In the perceptron we have input vector \(x\), and output:

\(a=a(wx)\)

We can augment the perceptron by adding a hidden layer.

Now the output on the activation function is an input to a second layer. By using different weights, we can create a second vector of inputs to the second layer.

\(\Theta^{j}\) is a matrix of weights for mapping layer \(j\) to \(j+1\). So we have \(\Theta^1\) and \(\Theta^2\).

If we have \(s\) units in the hidden layer, \(n\) features and \(k\) classes:

The dimension of \(\Theta^1\) is \((n+1) \times s\)

The dimension of \(\Theta^2\) is \((s+1) \times k\)

These include the offsets for each layer.

For a perceptron we had \(a=f(wx)\). Now we have:

\(a_i^j=f(a_{j-1}\Theta_{j-1})\)

We refer to the value of a node as \(a_i^{j}\), the activation of unit \(i\) in layer \(j\).

We start by randomly initialisng the value of each \(\theta \).

We do this to prevent each neuron from moving in sync.

To arrive at the delta rule we considered the cost function:

\(E=\sum_j\dfrac{1}{2}(y_j-a_j)^2\)

And used the chain rule:

\(\dfrac{\delta E}{\delta \theta_i }=\dfrac{\delta E}{\delta a_j}\dfrac{\delta a_j}{\delta z_j}\dfrac{\delta z_j}{\delta \theta_i}\)

This gave us:

\(\Delta \theta_i=\alpha \sum_j(y_j-a_j)a'(z_j)x_{ij}\)

Or, setting \(\delta_i=-\dfrac{\delta E}{\delta z_j}=\sum_j(y_j-a_j)a'(z_j)\)

\(\Delta \theta_i=\alpha \delta_j x_{ij}\)

Let’s update the rule for multiple layers:

\(\dfrac{\delta E}{\delta \theta_{li}}=\dfrac{\delta E}{\delta a_{lj}}\dfrac{\delta a_{lj}}{\delta z_{lj}}\dfrac{\delta z_{lj}}{\delta \theta_{li}}\)

Previously \(\dfrac{\delta z_{lj}}{\delta \theta_{li}}=x_i\). We now use the more general \(a_{li}\). For the first layer, these will be the same.

We can then instead write:

\(\Delta \theta_i=\alpha \delta_{lj} a_{li}\)

Now we need a way of calculating the value of \(\delta_{lj}\) for all neurons.

\(\delta_i=-\dfrac{\delta E}{\delta z_{lj}}\)

If this is an output node, then this is simply \(\sum_j(y_j-a_j)a'(z_j)\)

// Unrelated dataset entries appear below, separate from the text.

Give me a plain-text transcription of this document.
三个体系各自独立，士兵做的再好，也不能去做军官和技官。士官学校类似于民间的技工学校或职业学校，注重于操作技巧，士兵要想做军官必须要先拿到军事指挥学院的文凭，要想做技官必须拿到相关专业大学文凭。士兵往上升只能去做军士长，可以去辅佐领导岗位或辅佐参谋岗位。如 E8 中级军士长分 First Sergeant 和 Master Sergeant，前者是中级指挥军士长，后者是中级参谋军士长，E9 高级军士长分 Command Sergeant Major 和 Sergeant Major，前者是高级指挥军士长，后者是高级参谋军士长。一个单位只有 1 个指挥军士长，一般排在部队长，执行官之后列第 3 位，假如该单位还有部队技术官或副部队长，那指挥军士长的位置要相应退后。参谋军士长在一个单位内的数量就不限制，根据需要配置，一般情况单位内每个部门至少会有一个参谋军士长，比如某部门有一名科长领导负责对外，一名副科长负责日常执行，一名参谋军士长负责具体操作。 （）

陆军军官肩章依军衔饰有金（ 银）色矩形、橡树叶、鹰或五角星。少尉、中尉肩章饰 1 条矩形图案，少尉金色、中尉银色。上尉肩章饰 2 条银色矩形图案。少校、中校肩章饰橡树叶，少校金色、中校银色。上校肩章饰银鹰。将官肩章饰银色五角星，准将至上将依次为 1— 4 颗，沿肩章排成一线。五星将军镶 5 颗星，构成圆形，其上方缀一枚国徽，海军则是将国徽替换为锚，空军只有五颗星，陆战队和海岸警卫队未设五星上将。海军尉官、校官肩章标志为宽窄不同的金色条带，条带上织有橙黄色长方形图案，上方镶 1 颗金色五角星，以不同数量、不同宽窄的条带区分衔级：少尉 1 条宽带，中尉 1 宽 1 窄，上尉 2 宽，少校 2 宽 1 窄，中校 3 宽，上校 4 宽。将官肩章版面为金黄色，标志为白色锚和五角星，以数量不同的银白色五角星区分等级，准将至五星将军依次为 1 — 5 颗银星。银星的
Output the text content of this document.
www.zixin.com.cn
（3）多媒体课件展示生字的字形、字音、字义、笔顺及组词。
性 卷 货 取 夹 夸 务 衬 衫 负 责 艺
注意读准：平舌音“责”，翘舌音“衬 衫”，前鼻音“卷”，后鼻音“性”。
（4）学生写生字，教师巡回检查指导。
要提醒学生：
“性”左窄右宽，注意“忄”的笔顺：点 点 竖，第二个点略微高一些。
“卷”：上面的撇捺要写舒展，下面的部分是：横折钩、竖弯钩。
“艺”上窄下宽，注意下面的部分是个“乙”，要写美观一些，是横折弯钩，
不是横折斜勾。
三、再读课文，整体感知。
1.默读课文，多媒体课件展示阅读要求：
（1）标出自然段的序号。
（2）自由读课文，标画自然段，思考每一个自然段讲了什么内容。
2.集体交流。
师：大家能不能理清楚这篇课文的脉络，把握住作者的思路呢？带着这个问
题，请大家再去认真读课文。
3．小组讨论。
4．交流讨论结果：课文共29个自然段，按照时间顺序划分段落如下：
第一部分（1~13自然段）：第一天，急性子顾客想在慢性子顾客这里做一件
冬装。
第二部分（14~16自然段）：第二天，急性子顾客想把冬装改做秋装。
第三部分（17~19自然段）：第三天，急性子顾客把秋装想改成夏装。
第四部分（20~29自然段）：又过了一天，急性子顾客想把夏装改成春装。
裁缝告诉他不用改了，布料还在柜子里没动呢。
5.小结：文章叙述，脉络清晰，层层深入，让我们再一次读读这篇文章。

If this is not an output node, then the impact of change in the parameter will affect the results through all intermediate neurons.

In this case:

\(\dfrac{\delta E}{\delta z_{lj}}=\sum_{k\in succ{l}}\dfrac{\delta E}{\delta z_{k}}\dfrac{\delta z_{k}}{\delta z_{lj}}\)

\(\dfrac{\delta E}{\delta z_{lj}}=\sum_{k\in succ{l}}-\delta_{k}\dfrac{\delta z_{k}}{\delta a_{kj}}\dfrac{\delta a_{kj}}{\delta z_{lj}}\)

\(\dfrac{\delta E}{\delta z_{lj}}=\sum_{k\in succ{l}}-\delta_{k}\theta_{kj}a'_{kj}\)

\(\delta_i=a'_{kj}\sum_{k\in succ{l}}\delta_{k}\theta_{kj}\)

For each layer there is a matrix, where the columns and rows represent the \(theta \) between the current layer and the next layer. We have a matrix for each layer in the network.

Skips over actual max if not “smooth” enough.

The softmax function is often used in the last layer of a classification network.

It takes a vector of dimension \(k\) and returns another vector of the same size. Only, this time all numbers are between \(0\) and \(1\) and the values sum to \(1\).

The softmax function is based on the sigmoid function.

\(a_j(z)=\dfrac{e^{z_j}}{\sum_{i}e^{z_i}}\)

The output for all nodes in a layer is \(0\) unless it is the greatest.

Single node, spits out the max of all inputs.

With additional hidden layers we can map more complex functions.

These allow the effective combination of logic gates.

With only two hidden layers we can map any function for classification, including discontinuous functions.

The error function for neural networks is nearly convex.

Gradients can be become small, and so propagation can be very slow.

Gradients can become too large and not converge.

This addresses the unstable gradient problem.

Parameters are set to \(0\) and not trained.

Parameters share the same value and are trained together.

After each update, multiply the parameter by \(p<1\).

Can change input to get any classification.

In a node we have:

\(a_{ij}=\sigma_{ij}(W_{ij}a_{i-1})\)

That is, the value of a node, is the activation on the sum of the weights of the previous layer.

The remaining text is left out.